You say "people shouldn't keep computer upgrade cycles to the same timing as vehicle or appliance upgrade cycles", but why is that true? All the rest of their experience is that "expensive things should last 20+ years" (even though they know that occasionally requires a roll of duct tape.) I see that as the root of the problem Microsoft has created here. Microsoft agrees with you on that assumption, but practical viewpoints of the world do not.

You and I know that security problems, reliability problems, media incompatibilities, speed incompatibilities, and all those things make keeping up with technology important, at least for people who are focused on the technology, but we have to consider that most of this equipment is now owned by people who aren't focused on the tech.

And we really can't reach them, either. If we use technical terms like "buffer overruns", we'll be ignored. If we say "upgrade or they'll steal your credit cards" they'll say "so I won't buy online, or I'll pay cash at the store, or I don't have a credit card anyway." If we say "it's too slow, or it's too limited, or the screen is low res" they'll say "it's good enough for me." And if we say "new computers are cheap these days", they'll say "I can't even afford to fill my car with gas." They are probably already feeling the pinch of not enough disk space, or ancient browsers unable to display their favorite web sites, but they simply can't afford an upgrade now or in the immediate future. Filling the gas tank helps them get to their paychecks, and food and rent are simply more important than upgrading their computers.

These people expect to get 20+ years out of their computers. It's our problem to live with them, viruses and all; it's not their problem that they have old gear.

For a lot of these hold-out users, it's a matter of pride to keep a 50 year old tractor running, because it proved they made a good investment when they acquired something that has durability. For them, acknowledging that they have to replace a 9 year old computer means they made a bad decision when they bought it, and they don't want to admit that they invested in a piece of crap. Investing in a new computer after such a short time means they personally failed. They can understand replacing damaged parts, but they don't understand buying "improvement parts" just to keep doing what they've already been doing.

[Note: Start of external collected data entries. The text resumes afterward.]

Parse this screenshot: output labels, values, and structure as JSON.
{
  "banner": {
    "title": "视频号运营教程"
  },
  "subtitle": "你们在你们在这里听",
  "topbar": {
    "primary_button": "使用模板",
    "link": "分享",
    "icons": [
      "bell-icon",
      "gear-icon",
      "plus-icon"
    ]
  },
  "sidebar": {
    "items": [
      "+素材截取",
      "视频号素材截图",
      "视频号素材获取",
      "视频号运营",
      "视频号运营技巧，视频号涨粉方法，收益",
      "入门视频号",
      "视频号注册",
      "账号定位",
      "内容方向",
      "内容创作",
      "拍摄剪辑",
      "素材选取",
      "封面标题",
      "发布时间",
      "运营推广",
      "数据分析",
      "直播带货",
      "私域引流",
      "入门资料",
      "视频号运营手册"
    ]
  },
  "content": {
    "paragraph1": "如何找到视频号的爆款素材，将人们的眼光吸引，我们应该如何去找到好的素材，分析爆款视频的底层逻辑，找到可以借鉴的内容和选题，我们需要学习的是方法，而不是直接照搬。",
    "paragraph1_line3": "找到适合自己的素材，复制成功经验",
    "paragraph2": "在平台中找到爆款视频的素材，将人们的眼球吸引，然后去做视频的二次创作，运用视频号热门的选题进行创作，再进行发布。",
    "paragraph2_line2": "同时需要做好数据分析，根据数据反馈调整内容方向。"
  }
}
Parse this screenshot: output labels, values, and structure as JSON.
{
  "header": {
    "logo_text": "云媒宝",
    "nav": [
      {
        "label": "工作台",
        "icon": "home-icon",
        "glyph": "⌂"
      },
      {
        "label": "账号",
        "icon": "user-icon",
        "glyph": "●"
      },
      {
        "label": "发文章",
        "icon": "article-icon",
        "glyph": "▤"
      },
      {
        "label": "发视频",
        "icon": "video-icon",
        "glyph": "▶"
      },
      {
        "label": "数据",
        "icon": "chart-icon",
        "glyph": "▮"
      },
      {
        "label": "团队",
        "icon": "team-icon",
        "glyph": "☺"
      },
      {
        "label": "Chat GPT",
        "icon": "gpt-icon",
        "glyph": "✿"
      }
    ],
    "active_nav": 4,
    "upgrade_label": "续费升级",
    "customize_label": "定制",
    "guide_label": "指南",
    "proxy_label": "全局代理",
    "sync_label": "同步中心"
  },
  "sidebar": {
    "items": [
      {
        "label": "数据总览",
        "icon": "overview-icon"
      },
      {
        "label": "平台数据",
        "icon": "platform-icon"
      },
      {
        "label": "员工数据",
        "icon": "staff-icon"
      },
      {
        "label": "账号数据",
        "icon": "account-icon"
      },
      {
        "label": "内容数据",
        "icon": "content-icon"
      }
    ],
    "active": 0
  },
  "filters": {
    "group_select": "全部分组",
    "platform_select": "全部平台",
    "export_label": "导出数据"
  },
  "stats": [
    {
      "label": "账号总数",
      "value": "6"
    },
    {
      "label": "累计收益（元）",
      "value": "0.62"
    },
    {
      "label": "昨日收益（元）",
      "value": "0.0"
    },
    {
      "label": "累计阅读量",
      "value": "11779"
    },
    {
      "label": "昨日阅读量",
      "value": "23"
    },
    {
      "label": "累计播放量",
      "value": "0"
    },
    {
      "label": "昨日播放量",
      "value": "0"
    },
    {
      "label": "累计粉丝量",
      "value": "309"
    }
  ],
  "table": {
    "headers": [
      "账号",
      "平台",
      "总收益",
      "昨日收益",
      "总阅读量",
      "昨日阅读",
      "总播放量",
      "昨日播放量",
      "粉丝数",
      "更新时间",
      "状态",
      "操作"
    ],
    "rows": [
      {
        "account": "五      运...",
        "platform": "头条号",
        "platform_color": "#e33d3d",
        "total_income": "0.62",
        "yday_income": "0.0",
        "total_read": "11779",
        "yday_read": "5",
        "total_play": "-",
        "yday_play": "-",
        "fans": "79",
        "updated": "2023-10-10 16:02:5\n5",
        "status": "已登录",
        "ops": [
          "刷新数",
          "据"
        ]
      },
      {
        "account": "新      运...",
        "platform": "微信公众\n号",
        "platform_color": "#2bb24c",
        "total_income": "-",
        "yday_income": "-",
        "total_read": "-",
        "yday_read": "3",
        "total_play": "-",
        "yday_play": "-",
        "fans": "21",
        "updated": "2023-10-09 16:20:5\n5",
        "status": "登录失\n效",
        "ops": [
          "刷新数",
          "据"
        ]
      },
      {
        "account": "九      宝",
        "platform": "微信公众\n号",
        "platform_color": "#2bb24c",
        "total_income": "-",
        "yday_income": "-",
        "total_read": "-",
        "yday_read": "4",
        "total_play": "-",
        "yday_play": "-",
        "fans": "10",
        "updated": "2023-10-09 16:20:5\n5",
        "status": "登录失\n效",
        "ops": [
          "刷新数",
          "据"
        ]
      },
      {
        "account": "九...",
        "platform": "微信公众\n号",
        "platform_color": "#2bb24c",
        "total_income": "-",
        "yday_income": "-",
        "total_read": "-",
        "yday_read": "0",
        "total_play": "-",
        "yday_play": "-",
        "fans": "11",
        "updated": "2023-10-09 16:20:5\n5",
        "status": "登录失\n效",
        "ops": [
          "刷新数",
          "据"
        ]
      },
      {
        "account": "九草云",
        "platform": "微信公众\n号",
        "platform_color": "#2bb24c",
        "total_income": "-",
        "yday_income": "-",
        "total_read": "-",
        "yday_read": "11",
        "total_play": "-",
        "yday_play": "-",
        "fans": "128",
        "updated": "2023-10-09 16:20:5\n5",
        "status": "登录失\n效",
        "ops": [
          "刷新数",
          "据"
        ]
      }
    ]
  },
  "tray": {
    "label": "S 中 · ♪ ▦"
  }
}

Microsoft's business model doesn't acknowledge this mindset. Their old profit model was built on upgrades to existing products, not sales of new products. They needed customers who are the opposite of who I described above, people who pedal the upgrade cycle every two or three years. But Microsoft's gotten really good at developing good software that meets people's primary needs, and the incentives to upgrade to Office yyyy+3 have dried up. Their new profit model is to lease software and services via the cloud. But to get everyone to the leasing model, they need to make that last push to upgrade them.

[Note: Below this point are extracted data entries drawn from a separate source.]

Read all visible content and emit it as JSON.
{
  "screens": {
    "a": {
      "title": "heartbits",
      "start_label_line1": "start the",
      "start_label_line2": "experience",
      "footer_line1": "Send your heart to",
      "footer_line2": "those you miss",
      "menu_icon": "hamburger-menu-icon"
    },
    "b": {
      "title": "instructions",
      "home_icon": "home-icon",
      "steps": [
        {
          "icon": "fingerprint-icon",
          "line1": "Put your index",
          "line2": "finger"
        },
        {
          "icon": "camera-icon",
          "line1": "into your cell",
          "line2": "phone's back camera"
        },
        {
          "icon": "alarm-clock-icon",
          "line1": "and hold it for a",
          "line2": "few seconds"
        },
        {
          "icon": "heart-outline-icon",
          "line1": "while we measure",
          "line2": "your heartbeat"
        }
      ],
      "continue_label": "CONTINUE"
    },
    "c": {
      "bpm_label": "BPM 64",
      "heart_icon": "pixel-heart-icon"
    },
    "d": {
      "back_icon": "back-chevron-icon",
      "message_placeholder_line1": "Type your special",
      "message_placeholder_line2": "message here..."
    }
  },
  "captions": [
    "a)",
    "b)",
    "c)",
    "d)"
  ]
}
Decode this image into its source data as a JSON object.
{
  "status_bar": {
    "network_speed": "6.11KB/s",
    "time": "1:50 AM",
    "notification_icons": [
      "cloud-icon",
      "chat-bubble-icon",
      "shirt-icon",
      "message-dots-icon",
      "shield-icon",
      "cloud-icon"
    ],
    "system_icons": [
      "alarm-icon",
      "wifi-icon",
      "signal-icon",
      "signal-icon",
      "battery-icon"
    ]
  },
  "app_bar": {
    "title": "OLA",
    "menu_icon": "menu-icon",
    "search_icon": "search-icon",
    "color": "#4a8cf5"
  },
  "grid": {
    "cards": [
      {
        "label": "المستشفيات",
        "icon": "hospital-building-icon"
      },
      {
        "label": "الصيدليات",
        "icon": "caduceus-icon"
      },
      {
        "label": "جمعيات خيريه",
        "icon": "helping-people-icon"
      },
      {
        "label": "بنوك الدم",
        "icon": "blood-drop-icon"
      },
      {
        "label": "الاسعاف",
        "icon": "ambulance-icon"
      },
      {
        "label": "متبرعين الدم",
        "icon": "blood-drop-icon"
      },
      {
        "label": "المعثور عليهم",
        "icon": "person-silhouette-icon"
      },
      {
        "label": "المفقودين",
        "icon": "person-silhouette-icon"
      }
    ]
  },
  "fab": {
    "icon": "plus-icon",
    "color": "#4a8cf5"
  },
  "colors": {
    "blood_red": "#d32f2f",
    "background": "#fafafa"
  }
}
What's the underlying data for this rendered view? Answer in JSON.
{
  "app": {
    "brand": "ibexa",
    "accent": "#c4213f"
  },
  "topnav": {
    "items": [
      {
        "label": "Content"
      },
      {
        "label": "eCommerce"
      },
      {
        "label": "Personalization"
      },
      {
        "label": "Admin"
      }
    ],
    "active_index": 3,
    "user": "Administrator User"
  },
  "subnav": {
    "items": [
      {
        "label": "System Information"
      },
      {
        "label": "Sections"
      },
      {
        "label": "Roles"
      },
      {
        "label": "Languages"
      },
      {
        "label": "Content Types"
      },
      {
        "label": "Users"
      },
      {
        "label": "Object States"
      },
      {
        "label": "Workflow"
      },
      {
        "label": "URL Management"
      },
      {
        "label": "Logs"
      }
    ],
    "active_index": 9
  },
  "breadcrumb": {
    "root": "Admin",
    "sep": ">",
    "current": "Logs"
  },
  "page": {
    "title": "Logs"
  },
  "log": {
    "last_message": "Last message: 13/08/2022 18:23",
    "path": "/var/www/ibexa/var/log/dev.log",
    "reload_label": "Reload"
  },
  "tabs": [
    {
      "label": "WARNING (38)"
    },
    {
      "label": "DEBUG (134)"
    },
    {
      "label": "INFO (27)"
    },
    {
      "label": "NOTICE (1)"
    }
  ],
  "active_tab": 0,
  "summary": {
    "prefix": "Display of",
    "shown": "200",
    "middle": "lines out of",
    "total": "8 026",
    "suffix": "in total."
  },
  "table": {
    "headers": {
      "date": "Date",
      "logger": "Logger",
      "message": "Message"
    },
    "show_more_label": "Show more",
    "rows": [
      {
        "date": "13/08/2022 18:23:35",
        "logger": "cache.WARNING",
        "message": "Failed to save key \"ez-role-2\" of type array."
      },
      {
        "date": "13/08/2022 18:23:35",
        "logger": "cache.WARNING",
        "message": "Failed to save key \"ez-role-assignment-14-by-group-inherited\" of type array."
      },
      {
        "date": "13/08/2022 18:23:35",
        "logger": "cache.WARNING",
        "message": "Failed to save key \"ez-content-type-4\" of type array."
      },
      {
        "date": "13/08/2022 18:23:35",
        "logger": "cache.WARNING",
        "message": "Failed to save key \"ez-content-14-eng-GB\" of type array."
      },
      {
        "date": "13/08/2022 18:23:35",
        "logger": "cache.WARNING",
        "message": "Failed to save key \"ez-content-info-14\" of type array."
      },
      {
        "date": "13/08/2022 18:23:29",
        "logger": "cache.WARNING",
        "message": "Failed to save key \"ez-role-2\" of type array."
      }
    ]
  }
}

From the point of view of the hold-outs, why would they junk a perfectly suitable 50 year old tractor just so they can lease a shiny new one for a ton of money every month? That's crazy talk.

Not necessarily. Sure, some devices, like the Nest thermostat, only work with a data-grubbing service. Others allow you direct control. Some offer remote control via a service because people can't figure out how to safely poke a hole in their firewall, but offer unsecured local control from within your network.

Fortunately, not every thing is sold as a service. You can still exert control with your wallet. Support good companies that don't require a service, and shun those that do.